OK, so perhaps it's that the bats went eerily quiet after the early doings and the team's still under .500 and the third fourth installment of the Worst Day in the History of the Baseball World is about to be upon us. There's all that, I suppose. But after piecing together news by technological hook and static-ridden crook and finding the dispatches almost universally grim, we felt welcomed home.

4 comments to I Dunno, They Looked Fine to Us

  • Anonymous

    Can anyone confirm my suspicions that John Maine is the Mets' leader this season in 1-2-3 innings? When he's on, he's just on.

  • Anonymous

    Fourth installment, Jason, fourth. 7/8/00, 6/28/03, 6/27/04, and 6/27/08.

  • Anonymous

    Hey! Just realized that you were in Maine, listening to Maine.
    What are the odds?
    Cahn't get thayuh from heah…

  • Anonymous

    “In this age of MLB.TV and Extra Innings and HD and GameCasts and blogs run by multiple obsessives it's briefly fun to go back to the way it used to be, to rely on your knowledge of the pitch of announcers' voices and your ability to piece together a narrative from one word in four to follow a ballgame that's taking place on the edge of radio range.”
    Hi Jason,
    Agree with you100%. I'm old enough to remember night times with my old transister radio listening to games played by the Orioles, Red Sox, Senators, Indians, Phillies and Reds.
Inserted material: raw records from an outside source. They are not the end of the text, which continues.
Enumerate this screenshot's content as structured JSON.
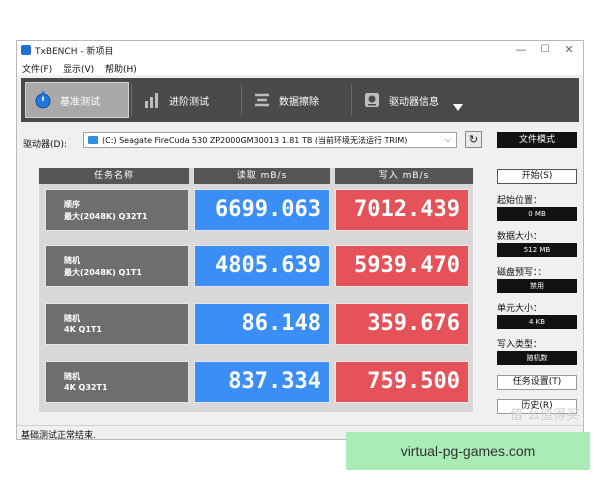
{
  "window": {
    "title": "TxBENCH - 新项目",
    "controls": {
      "minimize": "—",
      "maximize": "☐",
      "close": "✕"
    }
  },
  "menubar": {
    "items": [
      "文件(F)",
      "显示(V)",
      "帮助(H)"
    ]
  },
  "toolbar": {
    "items": [
      {
        "label": "基准测试",
        "icon": "stopwatch-icon",
        "active": true
      },
      {
        "label": "进阶测试",
        "icon": "bar-chart-icon",
        "active": false
      },
      {
        "label": "数据擦除",
        "icon": "erase-icon",
        "active": false
      },
      {
        "label": "驱动器信息",
        "icon": "drive-info-icon",
        "active": false
      }
    ],
    "more_icon": "dropdown-arrow-icon"
  },
  "drive": {
    "label": "驱动器(D):",
    "selected": "(C:) Seagate FireCuda 530 ZP2000GM30013  1.81 TB (当前环境无法运行 TRIM)",
    "refresh_icon": "refresh-icon",
    "file_mode_label": "文件模式"
  },
  "table": {
    "headers": [
      "任务名称",
      "读取 mB/s",
      "写入 mB/s"
    ],
    "rows": [
      {
        "name_line1": "顺序",
        "name_line2": "最大(2048K) Q32T1",
        "read": "6699.063",
        "write": "7012.439"
      },
      {
        "name_line1": "随机",
        "name_line2": "最大(2048K) Q1T1",
        "read": "4805.639",
        "write": "5939.470"
      },
      {
        "name_line1": "随机",
        "name_line2": "4K Q1T1",
        "read": "86.148",
        "write": "359.676"
      },
      {
        "name_line1": "随机",
        "name_line2": "4K Q32T1",
        "read": "837.334",
        "write": "759.500"
      }
    ]
  },
  "side_panel": {
    "start_label": "开始(S)",
    "fields": [
      {
        "label": "起始位置：",
        "value": "0 MB"
      },
      {
        "label": "数据大小：",
        "value": "512 MB"
      },
      {
        "label": "磁盘预写：：",
        "value": "禁用"
      },
      {
        "label": "单元大小：",
        "value": "4 KB"
      },
      {
        "label": "写入类型：",
        "value": "随机数"
      }
    ],
    "task_settings_label": "任务设置(T)",
    "history_label": "历史(R)"
  },
  "status": {
    "text": "基础测试正常结束."
  },
  "overlay": {
    "watermark": "值 么值得买",
    "banner_text": "virtual-pg-games.com"
  },
  "colors": {
    "read": "#3b8ef5",
    "write": "#e5525a",
    "toolbar": "#4a4a4a",
    "banner": "#a9ecb5"
  }
}
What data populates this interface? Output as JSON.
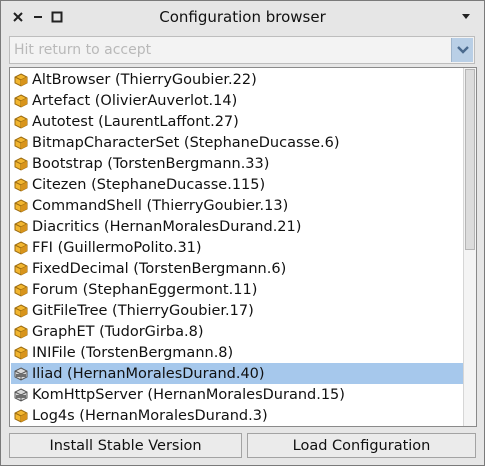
{
  "window": {
    "title": "Configuration browser"
  },
  "search": {
    "placeholder": "Hit return to accept",
    "value": ""
  },
  "configs": [
    {
      "name": "AltBrowser",
      "owner": "ThierryGoubier.22",
      "loaded": false,
      "selected": false
    },
    {
      "name": "Artefact",
      "owner": "OlivierAuverlot.14",
      "loaded": false,
      "selected": false
    },
    {
      "name": "Autotest",
      "owner": "LaurentLaffont.27",
      "loaded": false,
      "selected": false
    },
    {
      "name": "BitmapCharacterSet",
      "owner": "StephaneDucasse.6",
      "loaded": false,
      "selected": false
    },
    {
      "name": "Bootstrap",
      "owner": "TorstenBergmann.33",
      "loaded": false,
      "selected": false
    },
    {
      "name": "Citezen",
      "owner": "StephaneDucasse.115",
      "loaded": false,
      "selected": false
    },
    {
      "name": "CommandShell",
      "owner": "ThierryGoubier.13",
      "loaded": false,
      "selected": false
    },
    {
      "name": "Diacritics",
      "owner": "HernanMoralesDurand.21",
      "loaded": false,
      "selected": false
    },
    {
      "name": "FFI",
      "owner": "GuillermoPolito.31",
      "loaded": false,
      "selected": false
    },
    {
      "name": "FixedDecimal",
      "owner": "TorstenBergmann.6",
      "loaded": false,
      "selected": false
    },
    {
      "name": "Forum",
      "owner": "StephanEggermont.11",
      "loaded": false,
      "selected": false
    },
    {
      "name": "GitFileTree",
      "owner": "ThierryGoubier.17",
      "loaded": false,
      "selected": false
    },
    {
      "name": "GraphET",
      "owner": "TudorGirba.8",
      "loaded": false,
      "selected": false
    },
    {
      "name": "INIFile",
      "owner": "TorstenBergmann.8",
      "loaded": false,
      "selected": false
    },
    {
      "name": "Iliad",
      "owner": "HernanMoralesDurand.40",
      "loaded": true,
      "selected": true
    },
    {
      "name": "KomHttpServer",
      "owner": "HernanMoralesDurand.15",
      "loaded": true,
      "selected": false
    },
    {
      "name": "Log4s",
      "owner": "HernanMoralesDurand.3",
      "loaded": false,
      "selected": false
    }
  ],
  "buttons": {
    "install": "Install Stable Version",
    "load": "Load Configuration"
  },
  "colors": {
    "selection": "#a6c8ec",
    "package_icon": "#f2b630",
    "loaded_icon": "#7a7a7a"
  },
  "icons": {
    "package": "package-icon",
    "loaded": "loaded-package-icon"
  }
}
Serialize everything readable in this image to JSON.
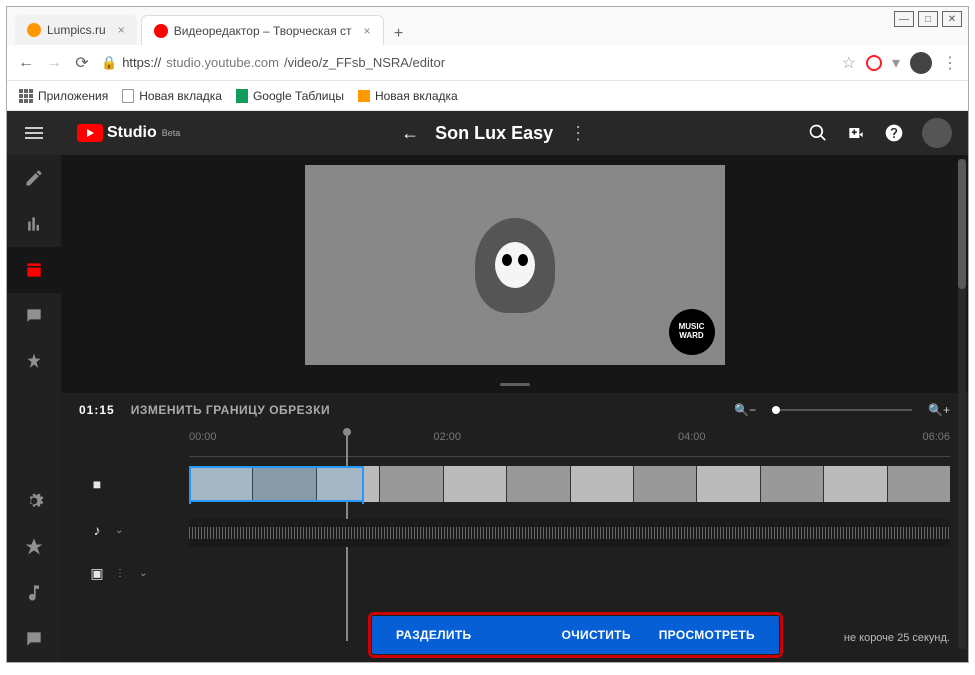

Yes, they faded in and out (and often at the worst possible moment) but it was a joy not only to catch important pennant race games but to hear the voices of Waite Hoyte, Bob Wolfe, Chuck Johnson, Ritchie Ashburn, etc.
    Might not seem like much today but back then, when the only opportunity to see non-New York teams was every saturday first on ABC and then NBC. trying to catch out of town games via AM radio skips was quite a thrill.